Let $\mathbf{s} = (s_0, s_1, s_2, \ldots), s_i > 2$, be a sequence and let $\Delta_{\mathbf{s}}$ be the set of all sequences of nonnegative integers $\mathbf{a} = (a_0, a_1, a_2, \ldots)$ such that $a_i < s_i$. Let $\alpha_{\mathbf{s}}: \Delta_{\mathbf{s}} \to \Delta_{\mathbf{s}}$ be an addition by element $(1, 0, 0, \ldots)$ with carry over to the right, i.e. $\alpha_{\mathbf{s}}(x_0, x_1, x_2, \ldots) = (z_0, z_1, z_2, \ldots)$, where $z_0 = x_0 + t_0 \mod{s_0}, z_k = x_k + t_{k} \mod{s_k}$, where $t_0 = 1$ and $t_k = 0$ if $x_{k-1} + t_{k-1} < s_{k - 1}$ and $t_k = 1$ otherwise. The system $(\Delta_{\mathbf{s}}, \alpha_{\mathbf{s}})$ is called odometer.
I was told that odometers have some applications in generating algebraic structures, formal algorithms and some other programming stuff, but noone gave me some actual usage.
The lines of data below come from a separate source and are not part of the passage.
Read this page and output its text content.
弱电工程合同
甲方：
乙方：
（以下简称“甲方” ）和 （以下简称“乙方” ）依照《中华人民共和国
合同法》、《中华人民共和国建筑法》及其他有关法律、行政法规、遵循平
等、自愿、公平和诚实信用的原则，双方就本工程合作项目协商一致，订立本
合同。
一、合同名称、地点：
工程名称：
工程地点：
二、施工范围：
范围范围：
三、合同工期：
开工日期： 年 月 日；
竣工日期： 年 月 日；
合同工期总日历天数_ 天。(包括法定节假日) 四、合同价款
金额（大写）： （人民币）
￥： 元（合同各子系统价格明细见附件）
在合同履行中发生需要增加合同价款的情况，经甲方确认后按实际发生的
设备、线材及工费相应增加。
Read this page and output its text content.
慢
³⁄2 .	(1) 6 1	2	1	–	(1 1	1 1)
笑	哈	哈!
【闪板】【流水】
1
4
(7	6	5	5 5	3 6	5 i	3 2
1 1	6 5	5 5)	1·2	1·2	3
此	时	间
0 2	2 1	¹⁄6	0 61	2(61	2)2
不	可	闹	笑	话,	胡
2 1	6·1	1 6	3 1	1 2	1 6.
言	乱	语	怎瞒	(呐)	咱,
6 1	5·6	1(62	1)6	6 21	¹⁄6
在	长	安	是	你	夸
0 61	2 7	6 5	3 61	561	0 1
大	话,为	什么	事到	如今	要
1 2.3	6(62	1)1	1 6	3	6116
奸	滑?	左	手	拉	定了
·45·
I can hardly imagine what exactly are odometers used for.
It would be very helpful if anyone could give some actual usage of odometers, because they look very interesting to me, but I like to study concepts that I can imagine using in some way.
Hopefully this is not offtopic.